Many of these changes can be seen as expressions of how society and culture has changed over the years. Especially with regards to how corporations look to interact with their customers. We, at Jack Nadel International, have decided to take a look at some of the more interesting of these developments.
What we’ve found is that the changing timeline of promotional merchandising acts as an interesting barometer for how we feel about, and interact with, the world around us.
There was once a time, long ago as it seems now, where all that big brands cared about, when it came to SWAG, was cost. The cheaper the better. That seemed to be the brief given to department heads in charge of brand building.
Back then, far fewer corporations cared for the sourcing of their promotional products. Despite the fact that these products would have their logos emblazoned on them.
Now, as a result of increased exposure and education as to the treatment of overseas workforces, you’d be hard-pushed to find a major brand that does not make provisos about their merchandise being ethically sourced.
Off the back of our industry’s push to find suppliers that paid their workforce fairly and did not employ children, came the move towards sustainability.
Once upon a time, our clients wanted 50p plastic trinkets. Small, mass-produced knick-knacks that were little more than a logo which you could take home with you.
Nowadays, our clients care much more about the backdrop that carries their face.
Increasingly, we are asked for clothing, everyday tools and useful gifts that are made of recycled materials.
Or else, our clients ensure we work exclusively with sustainably run suppliers. They care that the companies who supply us are transparent about the source of their materials and the method of acquiring them.

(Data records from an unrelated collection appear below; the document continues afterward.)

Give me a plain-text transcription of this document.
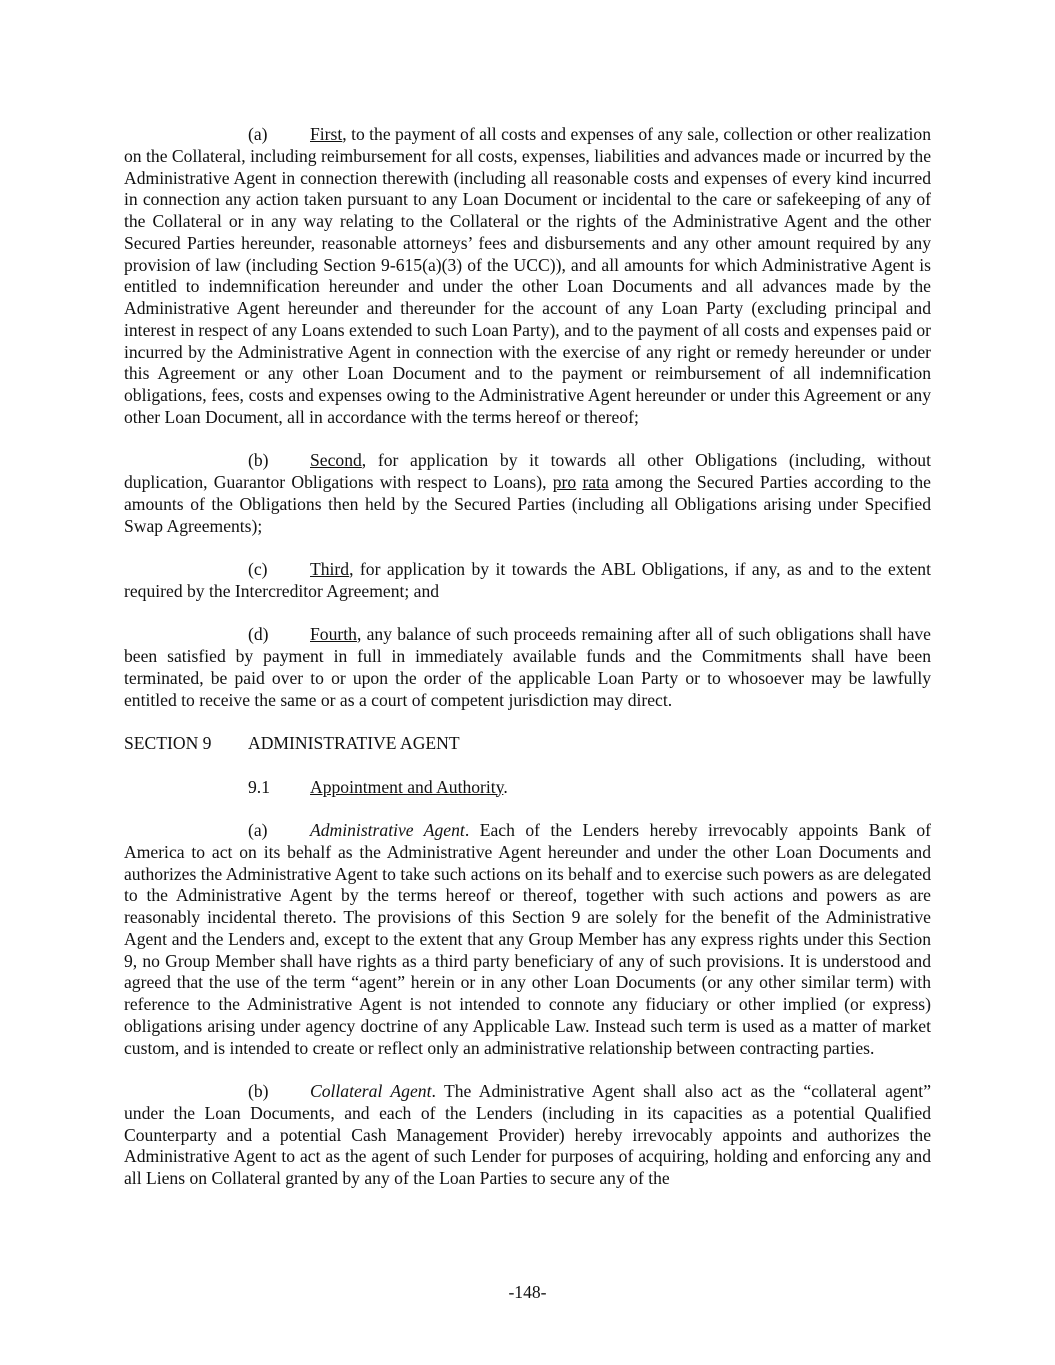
(a) First, to the payment of all costs and expenses of any sale, collection or other realization on the Collateral, including reimbursement for all costs, expenses, liabilities and advances made or incurred by the Administrative Agent in connection therewith (including all reasonable costs and expenses of every kind incurred in connection any action taken pursuant to any Loan Document or incidental to the care or safekeeping of any of the Collateral or in any way relating to the Collateral or the rights of the Administrative Agent and the other Secured Parties hereunder, reasonable attorneys’ fees and disbursements and any other amount required by any provision of law (including Section 9-615(a)(3) of the UCC)), and all amounts for which Administrative Agent is entitled to indemnification hereunder and under the other Loan Documents and all advances made by the Administrative Agent hereunder and thereunder for the account of any Loan Party (excluding principal and interest in respect of any Loans extended to such Loan Party), and to the payment of all costs and expenses paid or incurred by the Administrative Agent in connection with the exercise of any right or remedy hereunder or under this Agreement or any other Loan Document and to the payment or reimbursement of all indemnification obligations, fees, costs and expenses owing to the Administrative Agent hereunder or under this Agreement or any other Loan Document, all in accordance with the terms hereof or thereof;

(b) Second, for application by it towards all other Obligations (including, without duplication, Guarantor Obligations with respect to Loans), pro rata among the Secured Parties according to the amounts of the Obligations then held by the Secured Parties (including all Obligations arising under Specified Swap Agreements);

(c) Third, for application by it towards the ABL Obligations, if any, as and to the extent required by the Intercreditor Agreement; and

(d) Fourth, any balance of such proceeds remaining after all of such obligations shall have been satisfied by payment in full in immediately available funds and the Commitments shall have been terminated, be paid over to or upon the order of the applicable Loan Party or to whosoever may be lawfully entitled to receive the same or as a court of competent jurisdiction may direct.

SECTION 9 ADMINISTRATIVE AGENT
9.1 Appointment and Authority.

(a) Administrative Agent. Each of the Lenders hereby irrevocably appoints Bank of America to act on its behalf as the Administrative Agent hereunder and under the other Loan Documents and authorizes the Administrative Agent to take such actions on its behalf and to exercise such powers as are delegated to the Administrative Agent by the terms hereof or thereof, together with such actions and powers as are reasonably incidental thereto. The provisions of this Section 9 are solely for the benefit of the Administrative Agent and the Lenders and, except to the extent that any Group Member has any express rights under this Section 9, no Group Member shall have rights as a third party beneficiary of any of such provisions. It is understood and agreed that the use of the term “agent” herein or in any other Loan Documents (or any other similar term) with reference to the Administrative Agent is not intended to connote any fiduciary or other implied (or express) obligations arising under agency doctrine of any Applicable Law. Instead such term is used as a matter of market custom, and is intended to create or reflect only an administrative relationship between contracting parties.

(b) Collateral Agent. The Administrative Agent shall also act as the “collateral agent” under the Loan Documents, and each of the Lenders (including in its capacities as a potential Qualified Counterparty and a potential Cash Management Provider) hereby irrevocably appoints and authorizes the Administrative Agent to act as the agent of such Lender for purposes of acquiring, holding and enforcing any and all Liens on Collateral granted by any of the Loan Parties to secure any of the

-148-
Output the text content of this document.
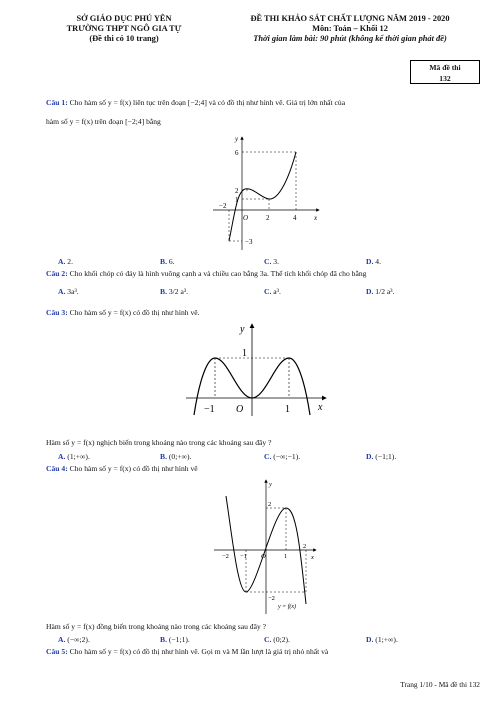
SỞ GIÁO DỤC PHÚ YÊN
TRƯỜNG THPT NGÔ GIA TỰ
(Đề thi có 10 trang)
ĐỀ THI KHẢO SÁT CHẤT LƯỢNG NĂM 2019 - 2020
Môn: Toán – Khối 12
Thời gian làm bài: 90 phút (không kể thời gian phát đề)
Mã đề thi
132
Câu 1: Cho hàm số y = f(x) liên tục trên đoạn [−2;4] và có đồ thị như hình vẽ. Giá trị lớn nhất của
hàm số y = f(x) trên đoạn [−2;4] bằng
y
x
6
2
1
−3
−2
O	2	4
A. 2.	B. 6.	C. 3.	D. 4.
Câu 2: Cho khối chóp có đáy là hình vuông cạnh a và chiều cao bằng 3a. Thể tích khối chóp đã cho bằng
A. 3a³.	B. 3/2 a³.	C. a³.	D. 1/2 a³.
Câu 3: Cho hàm số y = f(x) có đồ thị như hình vẽ.
y
x
1
−1 O	1
Hàm số y = f(x) nghịch biến trong khoảng nào trong các khoảng sau đây ?
A. (1;+∞).	B. (0;+∞).	C. (−∞;−1).	D. (−1;1).
Câu 4: Cho hàm số y = f(x) có đồ thị như hình vẽ
y
x
2
−2
−2 −1 O	1
2
y = f(x)
Hàm số y = f(x) đồng biến trong khoảng nào trong các khoảng sau đây ?
A. (−∞;2).	B. (−1;1).	C. (0;2).	D. (1;+∞).
Câu 5: Cho hàm số y = f(x) có đồ thị như hình vẽ. Gọi m và M lần lượt là giá trị nhỏ nhất và
Trang 1/10 - Mã đề thi 132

Our clients care about how their brand is represented. And, as a result of our society’s changing attitudes, they’re being driven to keeping a keen eye on where their merchandise comes from.
And it seems as if this keen eye has been applied to the whole of the merchandising enterprise.
Plastic trinkets were spray and pray. Clients might buy a thousand erasers with their logo printed on it. They’d then hope that one hundred worked their way into the hands of a potential lead.
Nowadays, however, the one-size fits all, triple XL T-shirts with a logo printed on it front-and-centre has been largely replaced by more personalised items. We’ll often get orders for tees of organic cotton, retail-quality and tailored to the specifics of our client’s clients.
Marketing has become a much more focused enterprise. We find that a personalised, long-lasting piece of merchandise given to the right person goes far further in advancing a brand than the mass-exposure technique.
Product is King vs Customer is King
The world of merchandising is intrinsically linked with the world of retail. As a result, we witness many of the same changes that retailers do. One of the largest changes of the last five years can be seen in the shift of focus within our industry.
Where once we focussed on expressing the value of our product, we now increasingly see merchandise focussing on the experience of the customer.
Logo-decorated pens will always be useful, don’t get us wrong. But we now see clients ask us for interactive items: puzzles, building block exercises and group collaboration projects.
The merchandising world has picked up on the fact that experiences are often more memorable than the everyday object you carry around at the bottom of your bag. Branded gifts such as the Puzzle Cube from Happy 3D Puzzles, which we saw displayed at the 2019 PSI showcase (if you want to read more about the showcase's best, most sustainable products, you can do so here) are great icebreakers.
They are a chance for guests to start talking and interacting. The customer-is-king shift in focus sees merchandising focus on the gift-receiver’s experience rather than the value of the gift.